Verstappen cieszy się z dania Hondzie pierwszego podium od 11 lat

Kierowca Red Bulla z powodzeniem zaatakował Vettela dopiero po zmianie ogumienia.
17.03.1908:55
Nataniel Piórkowski
1633wyświetlenia
Embed from Getty Images

Max Verstappen jest bardzo zadowolony z trzeciego miejsca w Grand Prix Australii i zapewnienia Hondzie pierwszej wizyty na podium od jedenastu lat.

Kierowca Red Bulla wyruszył do wyścigu z czwartego pola, a po zjeździe na wymianę opon przesunął się przed Sebastiana Vettela. Holender minął flagę w szachownicę jako trzeci, ustępując jedynie reprezentantom Mercedesa.

Jestem bardzo zadowolony. To świetny wynik nie tylko dla zespołu, ale także dla Hondy.
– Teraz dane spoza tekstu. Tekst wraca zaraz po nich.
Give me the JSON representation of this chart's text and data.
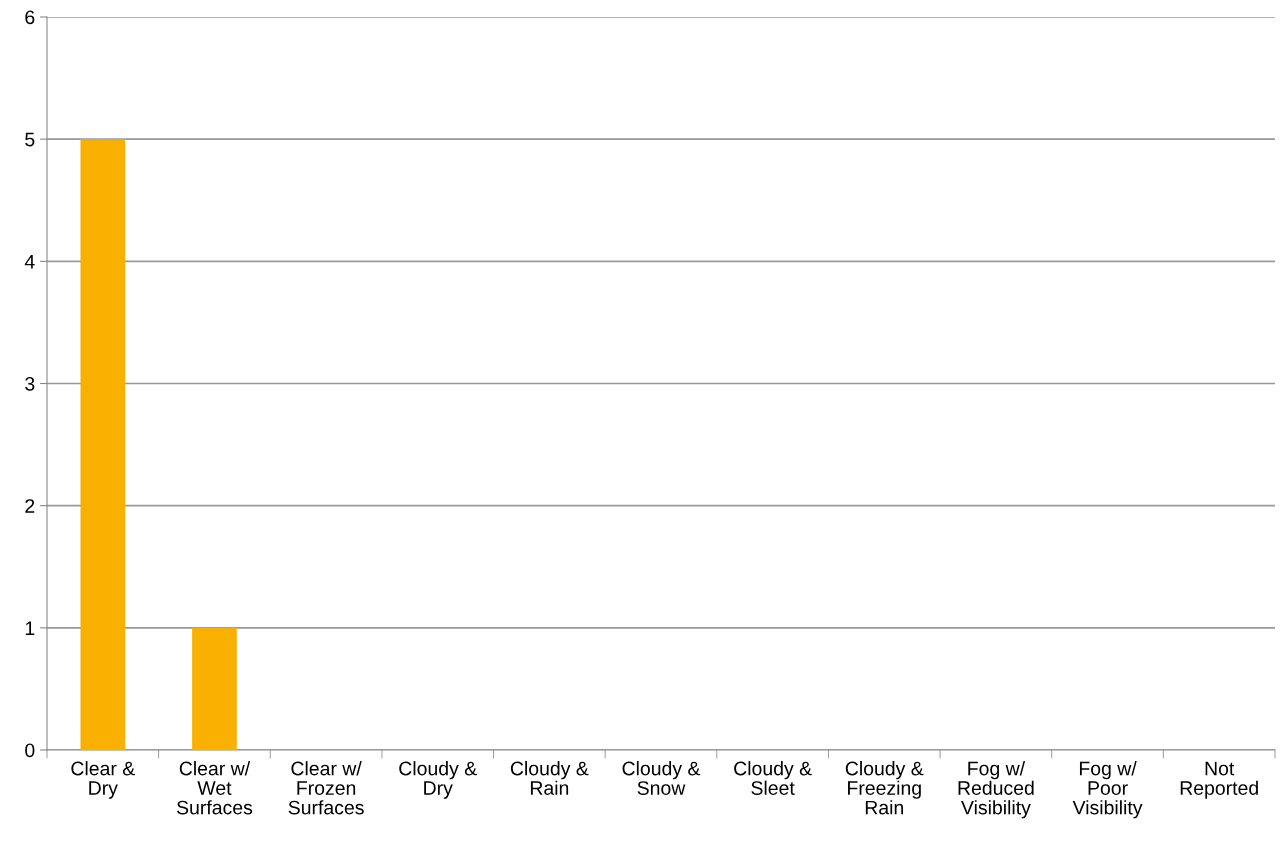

Odkąd zaczęliśmy współpracę wszystko układa się wspaniale. Bardzo mnie to cieszy. Zasłużyliśmy na ten rezultat.

Verstappen stanął przed szansą awansu przed Vettela dzięki wydłużeniu pierwszego przejazdu na miękkich oponach.

W moim przypadku przy jeździe na miękkiej mieszance próba zbliżenia się do rywala na mniej niż 1,5 sekundy kończyła się szybkim wzrostem temperatury opon. Musiałem odpuszczać i oszczędzać ogumienie. Skupiałem się tylko na jeździe, bo nie miałem szans na przeprowadzenie ataku. Dzięki temu mogłem pokonać stint o dziesięć okrążeń dłuższy niż Seb.

Gdy tylko w moim bolidzie znalazły się pośrednie Pirelli PZero bolid od razu zaczął lepiej się spisywać. Miał dobry balans. Powoli podkręcałem tempo wywierając coraz większą presję na Sebastianie, a jednocześnie kontrolowałem zużycie opon. Kiedy pojawiła się szansa od razu z niej skorzystałem i go wyprzedziłem. Na szczęście ryzyko się opłaciło. Później mogłem zbliżyć się do Lewisa.

Generalnie miałem lepsze tempo od Sebastiana. Myślę, że byliśmy dziś szybsi, ale na tym torze wyprzedza się bardzo trudno.